3
votes

My goal is to do some regex and some processing on the data (line based) that comes out of a process. Since I've already got a bunch of tool in perl, I decided to use perl to solve my problem.

Let's say a process that output a large file for example :

cat LARGEFILE.txt | grep "A String"

Obviously the process I want to call is not "cat" but something that output a bunch of lines (typically 100 GB of data).

I had doubt about the performance of my perl program and I started to strip down code to the minimum. I realized that my problem might come from the way I read the output from the command in perl.

Here's my perl script :

#!/usr/bin/perl

use strict;

open my $fh, "cat LARGE.txt |";
while (<$fh>) {
        print $_ if $_ =~ qr/REGEX NOT TO BE FOUND/o;
}

I decided to compare my program with a simple bash command :

cat LARGE.txt | grep "REGEX NOT TO BE FOUND"

Results :

time cat LARGE.txt | grep "REGEX NOT TO BE FOUND"
real    0m0.615s
user    0m0.352s
sys     0m0.873s

time ./test.pl 

real    0m37.339s
user    0m36.621s
sys     0m1.766s

In my example, LARGE.txt file is about 1.3GB.

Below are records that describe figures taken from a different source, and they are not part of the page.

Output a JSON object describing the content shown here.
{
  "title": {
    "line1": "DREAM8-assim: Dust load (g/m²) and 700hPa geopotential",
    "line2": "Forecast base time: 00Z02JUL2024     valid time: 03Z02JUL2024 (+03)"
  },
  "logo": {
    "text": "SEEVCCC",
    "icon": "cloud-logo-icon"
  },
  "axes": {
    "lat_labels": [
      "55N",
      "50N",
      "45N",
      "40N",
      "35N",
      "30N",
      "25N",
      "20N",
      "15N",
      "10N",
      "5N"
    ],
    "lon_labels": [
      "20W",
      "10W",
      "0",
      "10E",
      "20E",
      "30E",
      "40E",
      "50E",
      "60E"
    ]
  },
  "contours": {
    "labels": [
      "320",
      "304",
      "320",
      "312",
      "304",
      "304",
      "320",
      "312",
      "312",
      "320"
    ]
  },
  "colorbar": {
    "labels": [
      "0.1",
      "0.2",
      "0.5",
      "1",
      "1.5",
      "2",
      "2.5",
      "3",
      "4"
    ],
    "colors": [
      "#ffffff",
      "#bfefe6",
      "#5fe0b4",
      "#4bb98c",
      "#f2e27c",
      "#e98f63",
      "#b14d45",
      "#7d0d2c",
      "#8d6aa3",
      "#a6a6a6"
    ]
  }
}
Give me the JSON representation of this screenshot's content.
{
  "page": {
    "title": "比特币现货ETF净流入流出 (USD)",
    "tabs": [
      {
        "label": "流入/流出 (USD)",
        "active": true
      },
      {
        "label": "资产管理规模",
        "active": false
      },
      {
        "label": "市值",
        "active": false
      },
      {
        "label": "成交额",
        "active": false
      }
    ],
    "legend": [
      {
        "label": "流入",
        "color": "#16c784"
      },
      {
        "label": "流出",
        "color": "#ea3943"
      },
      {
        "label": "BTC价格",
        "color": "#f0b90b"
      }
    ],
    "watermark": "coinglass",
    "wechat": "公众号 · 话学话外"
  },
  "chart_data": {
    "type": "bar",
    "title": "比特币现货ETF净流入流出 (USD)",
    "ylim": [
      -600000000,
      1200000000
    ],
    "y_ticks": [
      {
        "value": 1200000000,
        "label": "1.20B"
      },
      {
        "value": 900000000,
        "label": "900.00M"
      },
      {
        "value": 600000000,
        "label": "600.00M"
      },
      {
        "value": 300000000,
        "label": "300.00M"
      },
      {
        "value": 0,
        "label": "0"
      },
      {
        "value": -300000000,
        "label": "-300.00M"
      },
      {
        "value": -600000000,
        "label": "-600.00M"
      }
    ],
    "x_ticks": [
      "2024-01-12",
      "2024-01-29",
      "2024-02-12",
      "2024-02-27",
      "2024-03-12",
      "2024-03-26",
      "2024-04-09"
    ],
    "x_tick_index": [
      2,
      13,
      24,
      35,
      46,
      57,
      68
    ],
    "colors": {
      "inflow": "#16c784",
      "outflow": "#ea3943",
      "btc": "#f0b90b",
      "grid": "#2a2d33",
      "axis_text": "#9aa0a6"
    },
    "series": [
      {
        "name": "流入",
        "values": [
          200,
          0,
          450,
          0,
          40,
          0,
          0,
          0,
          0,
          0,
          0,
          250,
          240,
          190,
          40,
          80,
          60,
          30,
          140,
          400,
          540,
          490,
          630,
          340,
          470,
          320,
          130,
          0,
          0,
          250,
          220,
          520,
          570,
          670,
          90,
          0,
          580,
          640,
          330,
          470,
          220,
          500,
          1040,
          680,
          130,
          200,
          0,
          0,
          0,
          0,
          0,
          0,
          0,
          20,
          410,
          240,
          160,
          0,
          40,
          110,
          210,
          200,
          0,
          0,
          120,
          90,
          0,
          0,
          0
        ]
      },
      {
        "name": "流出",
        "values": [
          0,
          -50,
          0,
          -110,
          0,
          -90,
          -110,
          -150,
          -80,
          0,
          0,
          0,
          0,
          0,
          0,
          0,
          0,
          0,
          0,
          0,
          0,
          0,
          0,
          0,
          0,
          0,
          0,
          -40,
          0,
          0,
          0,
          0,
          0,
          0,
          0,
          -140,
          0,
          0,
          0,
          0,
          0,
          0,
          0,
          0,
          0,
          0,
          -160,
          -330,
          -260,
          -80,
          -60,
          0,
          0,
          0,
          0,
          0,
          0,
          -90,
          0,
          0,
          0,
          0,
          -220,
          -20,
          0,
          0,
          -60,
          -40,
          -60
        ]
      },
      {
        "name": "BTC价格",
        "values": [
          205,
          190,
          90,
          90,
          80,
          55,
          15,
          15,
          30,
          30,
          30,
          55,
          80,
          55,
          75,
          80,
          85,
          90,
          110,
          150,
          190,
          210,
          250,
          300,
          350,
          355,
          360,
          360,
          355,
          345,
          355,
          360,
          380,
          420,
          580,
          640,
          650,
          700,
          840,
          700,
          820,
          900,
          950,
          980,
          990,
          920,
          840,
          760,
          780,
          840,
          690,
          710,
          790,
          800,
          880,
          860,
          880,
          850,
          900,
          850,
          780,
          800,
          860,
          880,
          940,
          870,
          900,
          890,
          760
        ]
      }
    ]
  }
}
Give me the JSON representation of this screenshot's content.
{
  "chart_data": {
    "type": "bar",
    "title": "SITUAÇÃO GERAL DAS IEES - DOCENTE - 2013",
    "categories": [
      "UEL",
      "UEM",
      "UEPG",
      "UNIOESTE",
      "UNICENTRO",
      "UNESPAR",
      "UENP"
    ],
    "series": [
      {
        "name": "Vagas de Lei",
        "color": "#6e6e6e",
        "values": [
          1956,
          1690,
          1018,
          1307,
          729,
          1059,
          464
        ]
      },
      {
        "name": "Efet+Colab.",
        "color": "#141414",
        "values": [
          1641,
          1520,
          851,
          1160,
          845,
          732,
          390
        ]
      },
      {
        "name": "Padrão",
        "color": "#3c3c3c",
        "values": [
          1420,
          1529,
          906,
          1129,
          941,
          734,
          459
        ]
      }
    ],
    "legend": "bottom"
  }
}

I understand that the perl solution might be slower than the cat | grep example, but I was not expecting that much difference.

Is there something wrong with my way of reading the output of a command ?

P.S. I use perl v5.10.1 on a Linux box

1
Could you replace open my $fh, "cat LARGE.txt |"; with open my $fh, '<', 'LARGE.txt'; and try again? - Lee Duhem
@LeeDuhem I've did that and the result is similar. (36 seconds). However, I really need to get this from the output of a process, not from a file. I can't use temporary files. I guess I could use named pipes but I'd rather not as it adds complexity to my processes. - Tony
Well, I guess you need to do some profiling to find out the performance bottleneck in your case. - Lee Duhem
I am very suspicious about the times you are getting for grep. A hard disk average read speed rarely exceeds 150MB/s, meaning it should take 15s just to read a 2GB file. - Borodin
I get a ~2x speed increase by precompiling the regex: my $regex = qr/REGEX NOT TO BE FOUND/o; and in the loop, print $_ if $_ =~ $regex;. - Oktalist

1 Answers

1
votes

You could try out sysread:

(stolen from: http://www.perlmonks.org/?node_id=457046)

use warnings;
use strict;
use Data::Dumper;

my $filename = "test.txt";

die "filename not found\n" unless -f $filename;

my $size = -s $filename;
my $total_read = 0;

open my $fh, "<", $filename or die "can't open $filename\n";
binmode($fh);

my $bufsize = 8192; # typical size for i/o buffers
my ( $databuf, $readbuf, $nread );
while (( $nread = sysread( $fh, $readbuf, $bufsize )) > 0 ) {
    $databuf .= $readbuf;
    process_lines_from_buffer(\$databuf);
}
print "initial size: $size\n";

sub process_lines_from_buffer{
    ### to make it efficient do not use a named variable for the buffer
    return undef if ! defined $_[0];
    while (${$_[0]} =~ s!(.*?)\n!!){
        ### do your processing
        process_line(\$1);
    }
}
sub process_line {
    print ${$_[0]}."\n";
}